中国海軍軍医大学の最新調査研究によると、南シナ海で活動する海軍潜水艦の乗組員のうち、約2割がメンタルヘルス不調を訴えている。台湾専門家は、中国軍内のカウンセリング・診療体制に問題がある上、中国当局による頻繁な軍事演習も一因になっているとの見方を示した。

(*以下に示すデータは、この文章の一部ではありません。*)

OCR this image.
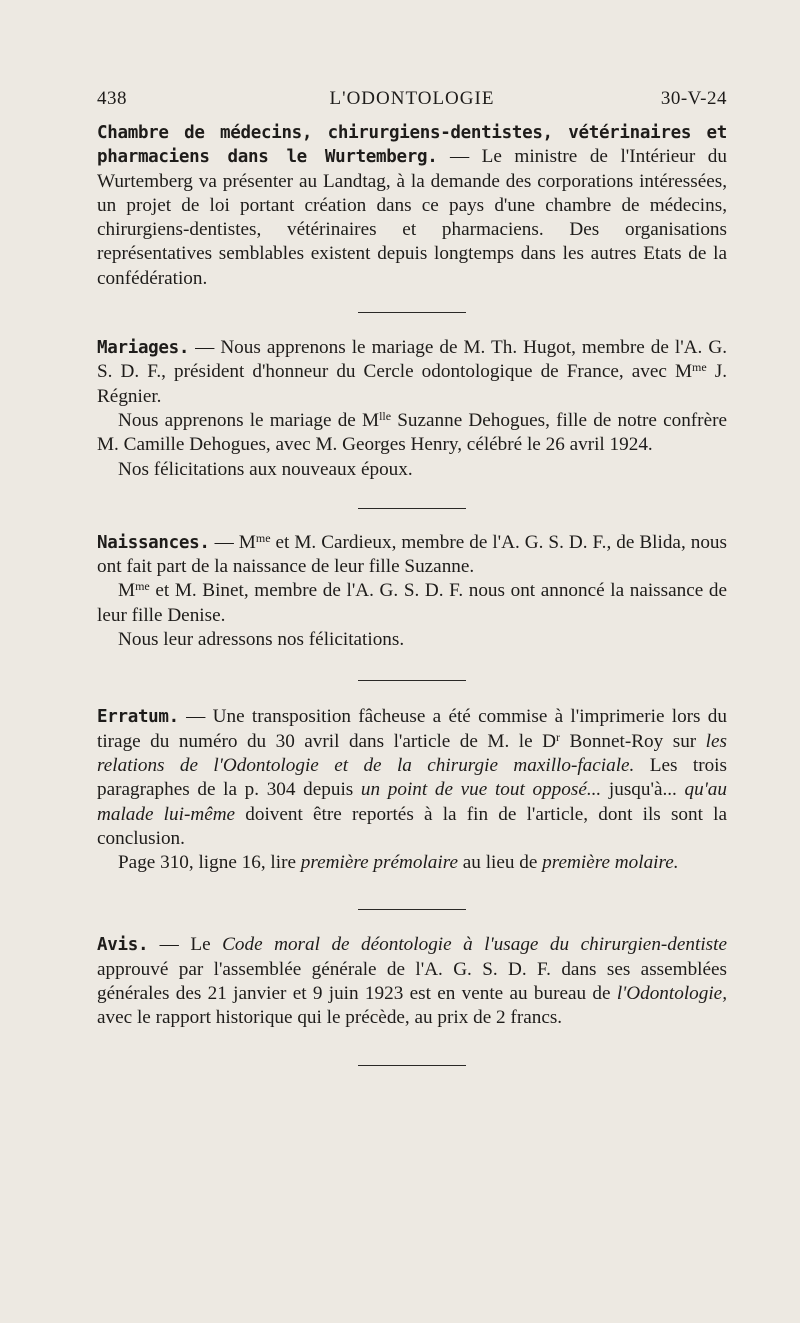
438	L'ODONTOLOGIE	30-V-24

Chambre de médecins, chirurgiens-dentistes, vétérinaires et pharmaciens dans le Wurtemberg. — Le ministre de l'Intérieur du Wurtemberg va présenter au Landtag, à la demande des corporations intéressées, un projet de loi portant création dans ce pays d'une chambre de médecins, chirurgiens-dentistes, vétérinaires et pharmaciens. Des organisations représentatives semblables existent depuis longtemps dans les autres Etats de la confédération.

Mariages. — Nous apprenons le mariage de M. Th. Hugot, membre de l'A. G. S. D. F., président d'honneur du Cercle odontologique de France, avec $M^{me}$ J. Régnier.

Nous apprenons le mariage de $M^{lle}$ Suzanne Dehogues, fille de notre confrère M. Camille Dehogues, avec M. Georges Henry, célébré le 26 avril 1924.

Nos félicitations aux nouveaux époux.

Naissances. — $M^{me}$ et M. Cardieux, membre de l'A. G. S. D. F., de Blida, nous ont fait part de la naissance de leur fille Suzanne.

$M^{me}$ et M. Binet, membre de l'A. G. S. D. F. nous ont annoncé la naissance de leur fille Denise.

Nous leur adressons nos félicitations.

Erratum. — Une transposition fâcheuse a été commise à l'imprimerie lors du tirage du numéro du 30 avril dans l'article de M. le $D^r$ Bonnet-Roy sur les relations de l'Odontologie et de la chirurgie maxillo-faciale. Les trois paragraphes de la p. 304 depuis un point de vue tout opposé... jusqu'à... qu'au malade lui-même doivent être reportés à la fin de l'article, dont ils sont la conclusion.

Page 310, ligne 16, lire première prémolaire au lieu de première molaire.

Avis. — Le Code moral de déontologie à l'usage du chirurgien-dentiste approuvé par l'assemblée générale de l'A. G. S. D. F. dans ses assemblées générales des 21 janvier et 9 juin 1923 est en vente au bureau de l'Odontologie, avec le rapport historique qui le précède, au prix de 2 francs.
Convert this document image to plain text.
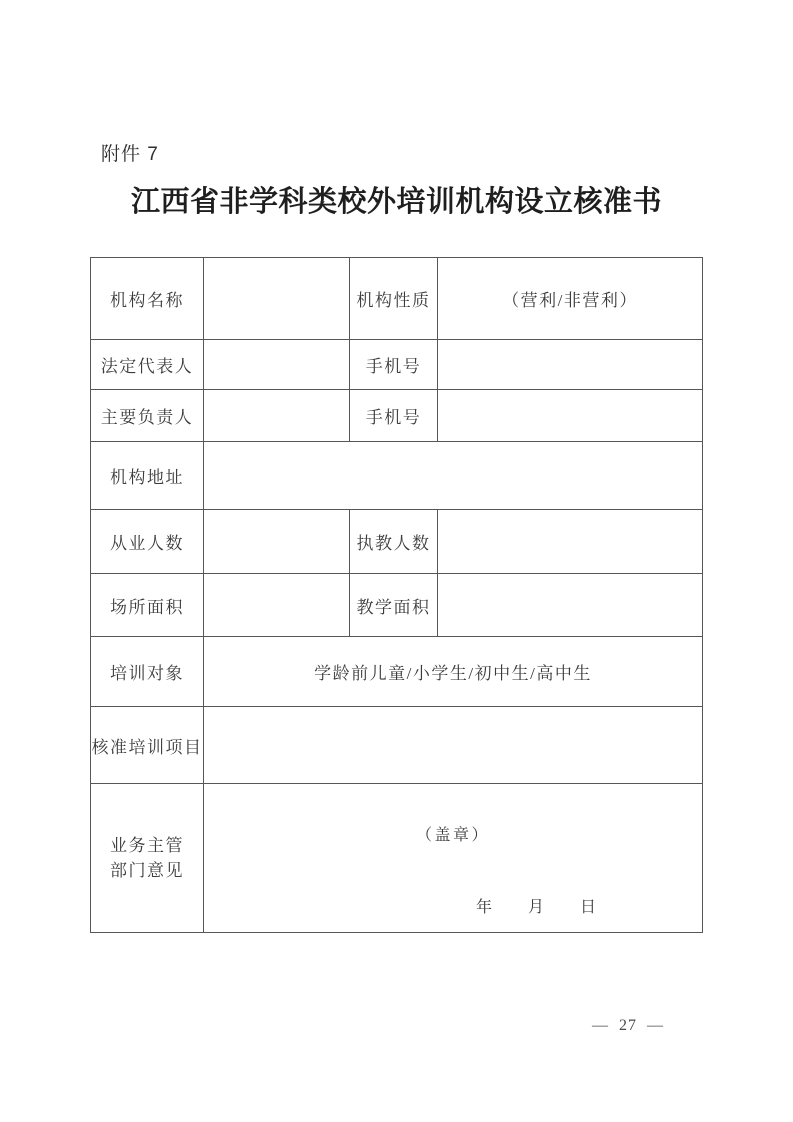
附件 7
江西省非学科类校外培训机构设立核准书
机构名称		机构性质	（营利/非营利）
法定代表人		手机号	
主要负责人		手机号	
机构地址			
从业人数		执教人数	
场所面积		教学面积	
培训对象	学龄前儿童/小学生/初中生/高中生		
核准培训项目			

业务主管
部门意见

（盖章）
年 月 日
— 27 —
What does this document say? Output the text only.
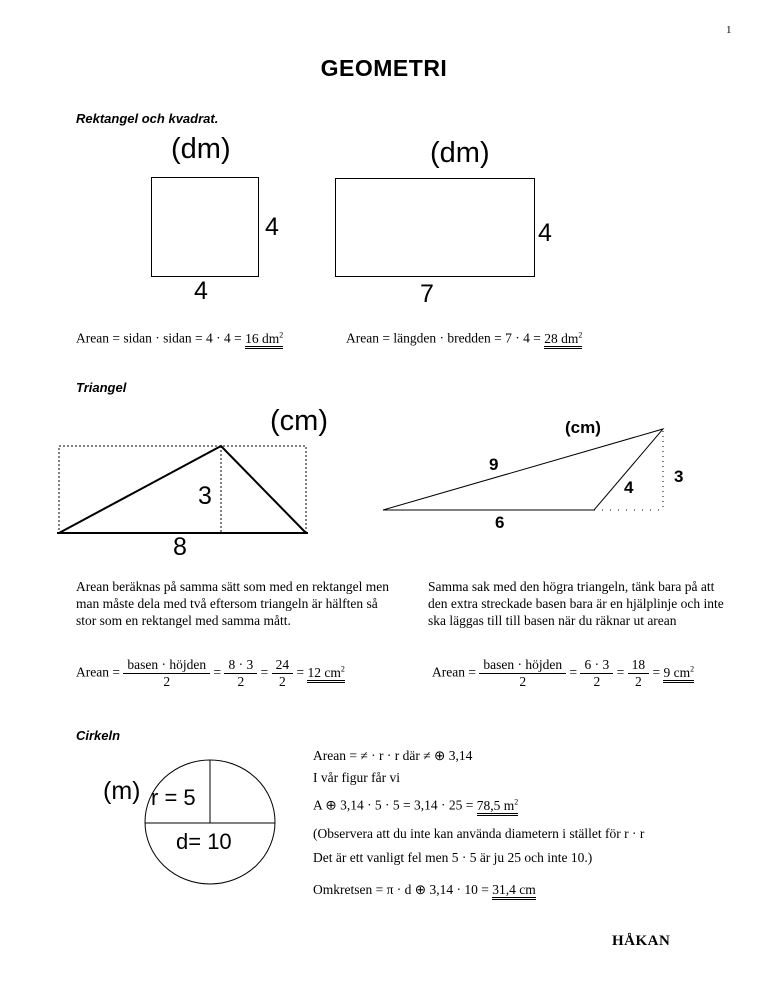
1
GEOMETRI
Rektangel och kvadrat.
(dm)
4
4
(dm)
4
7
Arean = sidan · sidan = 4 · 4 = 16 $dm^2$	Arean = längden · bredden = 7 · 4 = 28 $dm^2$
Triangel
(cm)
3
8
(cm)
9
4
3
6
Arean beräknas på samma sätt som med en rektangel men man måste dela med två eftersom triangeln är hälften så stor som en rektangel med samma mått.
Samma sak med den högra triangeln, tänk bara på att den extra streckade basen bara är en hjälplinje och inte ska läggas till till basen när du räknar ut arean
Arean = $\frac{\text{basen · höjden}}{2} = \frac{8 \cdot 3}{2} = \frac{24}{2} = 12$ $cm^2$	Arean = $\frac{\text{basen · höjden}}{2} = \frac{6 \cdot 3}{2} = \frac{18}{2} = 9$ $cm^2$
Cirkeln
(m) r = 5
d= 10
Arean = ≠ · r · r där ≠ ⊕ 3,14
I vår figur får vi
A ⊕ 3,14 · 5 · 5 = 3,14 · 25 = 78,5 $m^2$
(Observera att du inte kan använda diametern i stället för r · r
Det är ett vanligt fel men 5 · 5 är ju 25 och inte 10.)
Omkretsen = π · d ⊕ 3,14 · 10 = 31,4 cm
HÅKAN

(1)「香港英字紙『サウスチャイナ・モーニング・ポスト』(SCMP)1月31日付によれば、同調査は、潜水艦に乗船中の男性兵士500人を対象に行った。うちの21%の兵士には、心理的な問題またはメンタルヘルス上の問題があることがわかった。特に不安障害と妄想性障害がみられた兵士が多いという」
潜水艦乗組員は、狭い艦内で音を出さない生活を強いられる点で、「極悪な居住環境」であることは間違いない。個室のあるのは艦長だけ。プライバシーはゼロである。日本の潜水艦乗組員は、精神面などの厳しい試験を経て選抜され、海上自衛隊では「最高のエリート集団」とされている。乗艦手当は45%つくという厚遇だ。
中国の潜水艦乗組員も、日本同様の選抜基準で選ばれるのであろうが、「一人っ子」で大事に育てられた若者達である。メンタル面で弱いとすれば、戦闘行為に入って「発狂」の恐れも出かねない。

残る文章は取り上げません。